The bottom line, Roth says, is that while food and drug companies, and government agencies, argue that we have the safest food and drug supply in the world, it’s not good enough if a product’s production cost is the single biggest factor in decision making. There are costly risks in that line of thinking, even in domestic production. In 2010 the U.S. Center for Disease Control (CDC) estimated 48 million foodborne illnesses a year; of these, 9.4 million are from 31 known pathogens, and the remainder are from unspecified sources.
“We know that food-borne pathogens alone are costing more than a trillion dollars a year,” Roth says. Some food-borne illnesses are due to improper handling, not nonconformance in manufacturing, but the point is that cutting corners can be costly, for business and for health. “So while long supply chains are a big problem, we cannot be complacent about domestic production either,” Roth says.
Whether the source of supply is domestic or foreign, Roth wants free choice in her purchasing, but she also wants full transparency in food-ingredient sourcing. “I want to know about the prospects of heavy metals and other contaminants in imported foods from countries with low standards and poor enforcement. Armed with this information, I can make informed decisions for me and my family.”

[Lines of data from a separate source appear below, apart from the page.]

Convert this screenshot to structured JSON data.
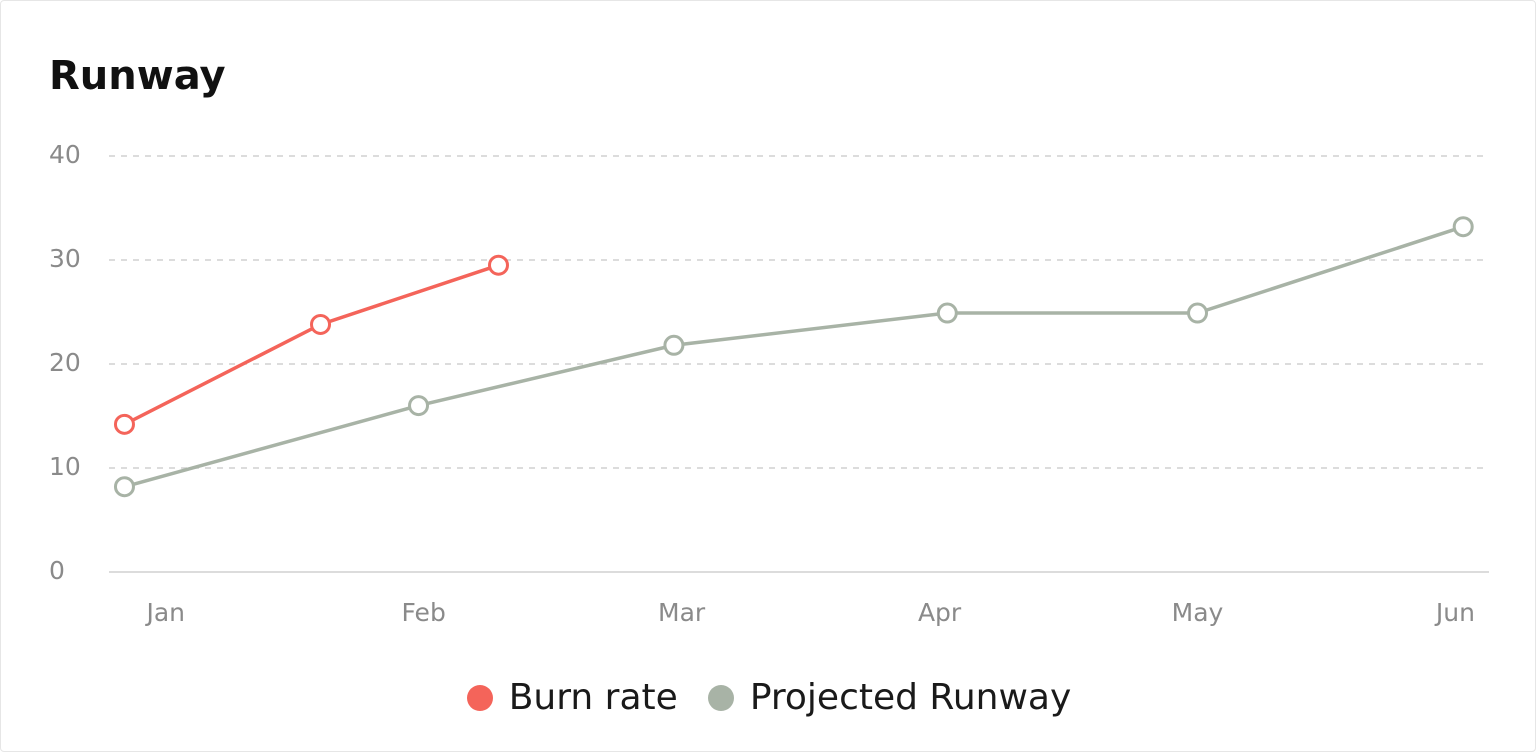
{
  "chart_data": {
    "type": "line",
    "title": "Runway",
    "xlim": [
      -0.22,
      5.13
    ],
    "xticks": [
      {
        "value": 0,
        "label": "Jan"
      },
      {
        "value": 1,
        "label": "Feb"
      },
      {
        "value": 2,
        "label": "Mar"
      },
      {
        "value": 3,
        "label": "Apr"
      },
      {
        "value": 4,
        "label": "May"
      },
      {
        "value": 5,
        "label": "Jun"
      }
    ],
    "ylim": [
      0,
      40
    ],
    "yticks": [
      0,
      10,
      20,
      30,
      40
    ],
    "grid": true,
    "series": [
      {
        "name": "Burn rate",
        "color": "#f4645a",
        "x": [
          -0.16,
          0.6,
          1.29
        ],
        "values": [
          14.2,
          23.8,
          29.5
        ]
      },
      {
        "name": "Projected Runway",
        "color": "#a8b3a6",
        "x": [
          -0.16,
          0.98,
          1.97,
          3.03,
          4.0,
          5.03
        ],
        "values": [
          8.2,
          16.0,
          21.8,
          24.9,
          24.9,
          33.2
        ]
      }
    ]
  }
}
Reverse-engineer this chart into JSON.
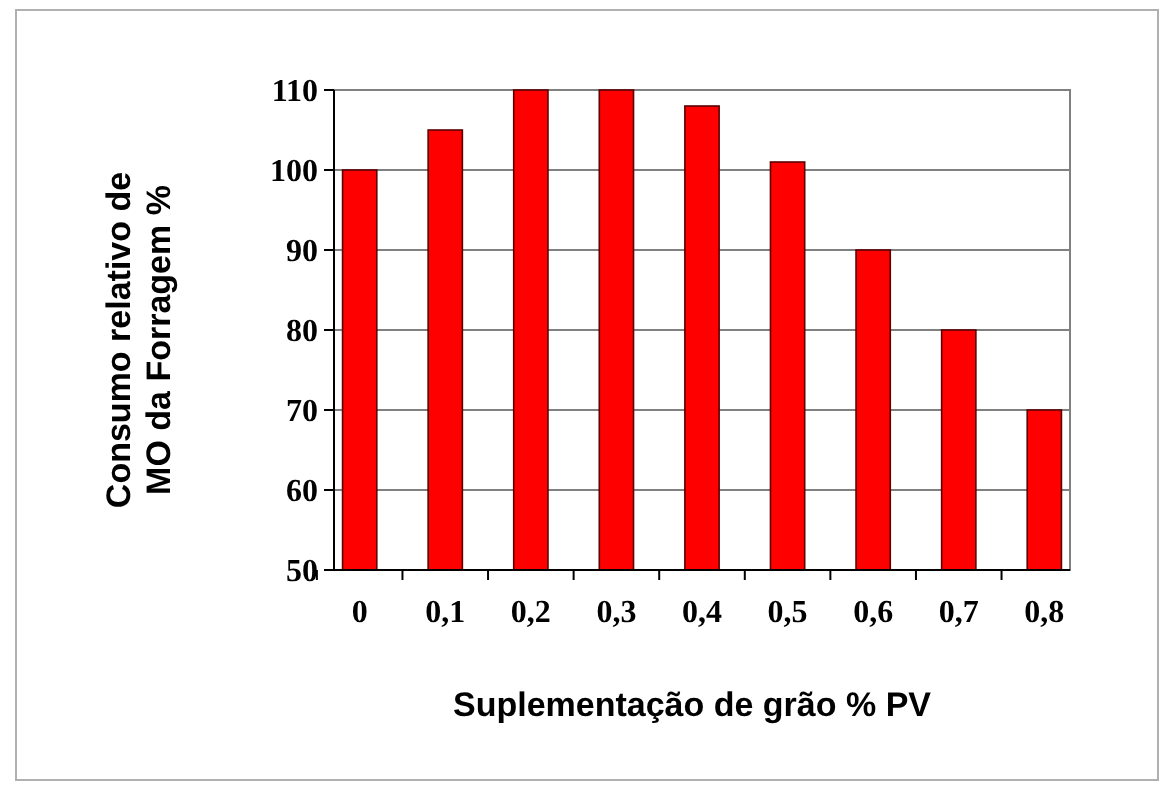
{
  "chart_data": {
    "type": "bar",
    "xlabel": "Suplementação de grão % PV",
    "ylabel": "Consumo relativo de MO da Forragem %",
    "categories": [
      "0",
      "0,1",
      "0,2",
      "0,3",
      "0,4",
      "0,5",
      "0,6",
      "0,7",
      "0,8"
    ],
    "values": [
      100,
      105,
      110,
      110,
      108,
      101,
      90,
      80,
      70
    ],
    "color": "#ff0000",
    "ylim": [
      50,
      110
    ],
    "yticks": [
      50,
      60,
      70,
      80,
      90,
      100,
      110
    ],
    "grid": "y"
  }
}
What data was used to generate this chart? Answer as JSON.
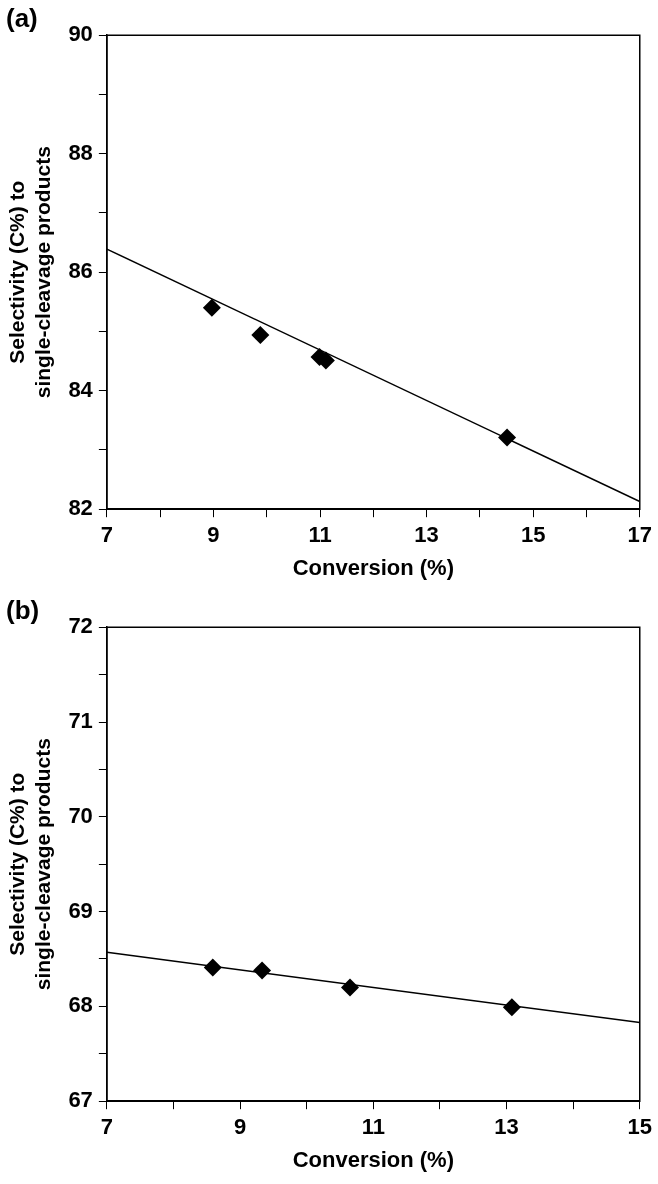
{
  "chart_data": [
    {
      "type": "scatter",
      "title": "(a)",
      "xlabel": "Conversion (%)",
      "ylabel": "Selectivity (C%) to\nsingle-cleavage products",
      "marker": "diamond",
      "grid": false,
      "xlim": [
        7,
        17
      ],
      "xticks": [
        7,
        {
          "value": 8,
          "label": null
        },
        9,
        {
          "value": 10,
          "label": null
        },
        11,
        {
          "value": 12,
          "label": null
        },
        13,
        {
          "value": 14,
          "label": null
        },
        15,
        {
          "value": 16,
          "label": null
        },
        17
      ],
      "ylim": [
        82,
        90
      ],
      "yticks": [
        82,
        {
          "value": 83,
          "label": null
        },
        84,
        {
          "value": 85,
          "label": null
        },
        86,
        {
          "value": 87,
          "label": null
        },
        88,
        {
          "value": 89,
          "label": null
        },
        90
      ],
      "series": [
        {
          "type": "scatter",
          "color": "#000000",
          "x": [
            8.97,
            9.88,
            10.99,
            11.11,
            14.51
          ],
          "values": [
            85.4,
            84.94,
            84.57,
            84.51,
            83.21
          ]
        },
        {
          "type": "line",
          "marker": "none",
          "color": "#000000",
          "x": [
            7,
            17
          ],
          "values": [
            86.39,
            82.13
          ]
        }
      ]
    },
    {
      "type": "scatter",
      "title": "(b)",
      "xlabel": "Conversion (%)",
      "ylabel": "Selectivity (C%) to\nsingle-cleavage products",
      "marker": "diamond",
      "grid": false,
      "xlim": [
        7,
        15
      ],
      "xticks": [
        7,
        {
          "value": 8,
          "label": null
        },
        9,
        {
          "value": 10,
          "label": null
        },
        11,
        {
          "value": 12,
          "label": null
        },
        13,
        {
          "value": 14,
          "label": null
        },
        15
      ],
      "ylim": [
        67,
        72
      ],
      "yticks": [
        67,
        {
          "value": 67.5,
          "label": null
        },
        68,
        {
          "value": 68.5,
          "label": null
        },
        69,
        {
          "value": 69.5,
          "label": null
        },
        70,
        {
          "value": 70.5,
          "label": null
        },
        71,
        {
          "value": 71.5,
          "label": null
        },
        72
      ],
      "series": [
        {
          "type": "scatter",
          "color": "#000000",
          "x": [
            8.59,
            9.33,
            10.65,
            13.08
          ],
          "values": [
            68.41,
            68.38,
            68.2,
            67.99
          ]
        },
        {
          "type": "line",
          "marker": "none",
          "color": "#000000",
          "x": [
            7,
            15
          ],
          "values": [
            68.57,
            67.83
          ]
        }
      ]
    }
  ]
}
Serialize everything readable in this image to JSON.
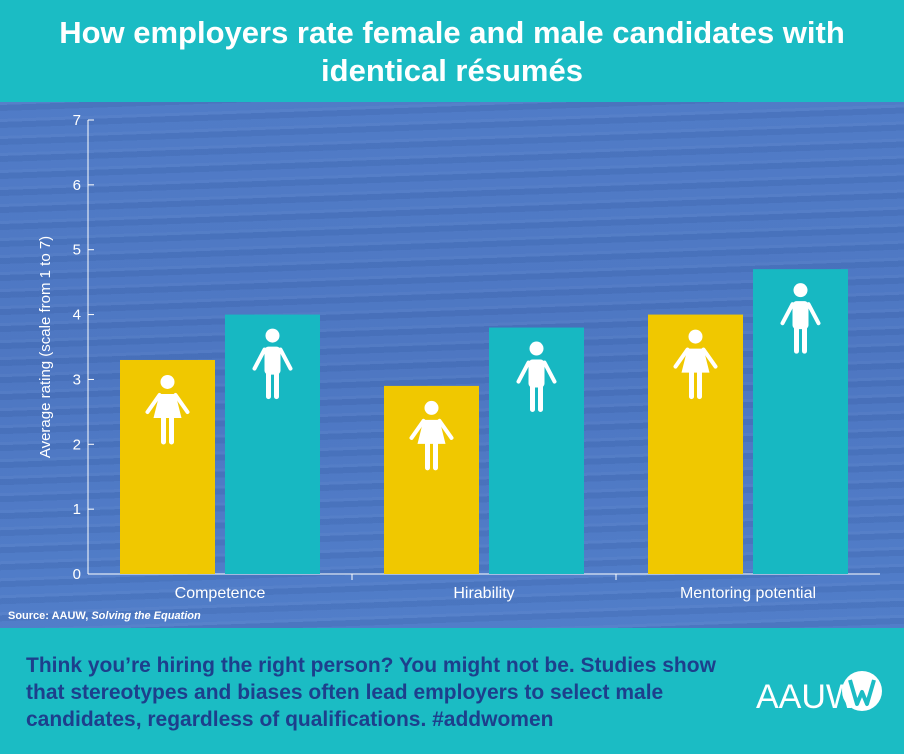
{
  "title": "How employers rate female and male candidates with identical résumés",
  "source": {
    "prefix": "Source: AAUW, ",
    "title": "Solving the Equation"
  },
  "footer_text": "Think you’re hiring the right person? You might not be. Studies show that stereotypes and biases often lead employers to select male candidates, regardless of qualifications. #addwomen",
  "logo_text": "AAUW",
  "colors": {
    "female": "#f0c800",
    "male": "#17b8c2",
    "title_bg": "#1bbcc4",
    "footer_text": "#1d3f8c"
  },
  "chart_data": {
    "type": "bar",
    "title": "How employers rate female and male candidates with identical résumés",
    "categories": [
      "Competence",
      "Hirability",
      "Mentoring potential"
    ],
    "series": [
      {
        "values": [
          3.3,
          2.9,
          4.0
        ],
        "color": "#f0c800",
        "icon": "female-icon"
      },
      {
        "values": [
          4.0,
          3.8,
          4.7
        ],
        "color": "#17b8c2",
        "icon": "male-icon"
      }
    ],
    "ylabel": "Average rating (scale from 1 to 7)",
    "xlabel": "",
    "ylim": [
      0,
      7
    ],
    "yticks": [
      "0",
      "1",
      "2",
      "3",
      "4",
      "5",
      "6",
      "7"
    ],
    "grid": false,
    "legend": "none"
  }
}
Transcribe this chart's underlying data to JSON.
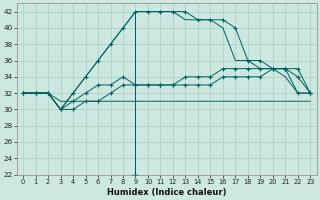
{
  "xlabel": "Humidex (Indice chaleur)",
  "xlim": [
    -0.5,
    23.5
  ],
  "ylim": [
    22,
    43
  ],
  "yticks": [
    22,
    24,
    26,
    28,
    30,
    32,
    34,
    36,
    38,
    40,
    42
  ],
  "xticks": [
    0,
    1,
    2,
    3,
    4,
    5,
    6,
    7,
    8,
    9,
    10,
    11,
    12,
    13,
    14,
    15,
    16,
    17,
    18,
    19,
    20,
    21,
    22,
    23
  ],
  "bg_color": "#cce8e0",
  "grid_color": "#a8cfc4",
  "line_color": "#006060",
  "s1_x": [
    0,
    1,
    2,
    3,
    4,
    5,
    6,
    7,
    8,
    9,
    10,
    11,
    12,
    13,
    14,
    15,
    16,
    17,
    18,
    19,
    20,
    21,
    22,
    23
  ],
  "s1_y": [
    32,
    32,
    32,
    31,
    31,
    31,
    31,
    31,
    31,
    31,
    31,
    31,
    31,
    31,
    31,
    31,
    31,
    31,
    31,
    31,
    31,
    31,
    31,
    31
  ],
  "s1_markers": false,
  "s2_x": [
    0,
    1,
    2,
    3,
    4,
    5,
    6,
    7,
    8,
    9,
    10,
    11,
    12,
    13,
    14,
    15,
    16,
    17,
    18,
    19,
    20,
    21,
    22,
    23
  ],
  "s2_y": [
    32,
    32,
    32,
    30,
    30,
    31,
    31,
    32,
    33,
    33,
    33,
    33,
    33,
    33,
    33,
    33,
    34,
    34,
    34,
    34,
    35,
    35,
    32,
    32
  ],
  "s2_markers": true,
  "s3_x": [
    0,
    1,
    2,
    3,
    4,
    5,
    6,
    7,
    8,
    9,
    10,
    11,
    12,
    13,
    14,
    15,
    16,
    17,
    18,
    19,
    20,
    21,
    22,
    23
  ],
  "s3_y": [
    32,
    32,
    32,
    30,
    31,
    32,
    33,
    33,
    34,
    33,
    33,
    33,
    33,
    34,
    34,
    34,
    35,
    35,
    35,
    35,
    35,
    35,
    35,
    32
  ],
  "s3_markers": true,
  "s4_x": [
    0,
    1,
    2,
    3,
    4,
    5,
    6,
    7,
    8,
    9,
    10,
    11,
    12,
    13,
    14,
    15,
    16,
    17,
    18,
    19,
    20,
    21,
    22,
    23
  ],
  "s4_y": [
    32,
    32,
    32,
    30,
    32,
    34,
    36,
    38,
    40,
    42,
    42,
    42,
    42,
    42,
    41,
    41,
    41,
    40,
    36,
    36,
    35,
    35,
    34,
    32
  ],
  "s4_markers": true,
  "s5_x": [
    0,
    1,
    2,
    3,
    4,
    5,
    6,
    7,
    8,
    9,
    9,
    9,
    10,
    11,
    12,
    13,
    14,
    15,
    16,
    17,
    18,
    19,
    20,
    21,
    22,
    23
  ],
  "s5_y": [
    32,
    32,
    32,
    30,
    32,
    34,
    36,
    38,
    40,
    42,
    22,
    42,
    42,
    42,
    42,
    41,
    41,
    41,
    40,
    36,
    36,
    35,
    35,
    34,
    32,
    32
  ],
  "s5_markers": false
}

For now, that information can be hard to find. When Roth asked for sourcing information from hundreds of food companies, she found only a few willing to reveal the country supplying their ingredients. The consumer, she says, will have to insist.
“I read every label,” Roth says. “I want to know where the food was made and where its ingredients come from. If I cannot determine this, I just don’t buy.”
Roth is planning a book that will help both businesses and consumers avoid risky products by understanding their path to market. Her advice for now: buy local. Her goal: safer products, healthier people, and an end to the wholesale export of American jobs. It’s a tall order, but Roth intends to contribute, as a scholar and a woman.
“I think American consumers will figure this out.” Roth says. “We will vote with our pocketbooks.”
Aleda Roth is the Burlington Industries Professor of Supply Chain Management in the College of Business and Behavioral Science. Roth’s recent article, “Unraveling the Food Supply Chain: Strategic Insights from China and the 2007 Recalls,” won a Citation of Excellence Award from Emerald Management Reviews.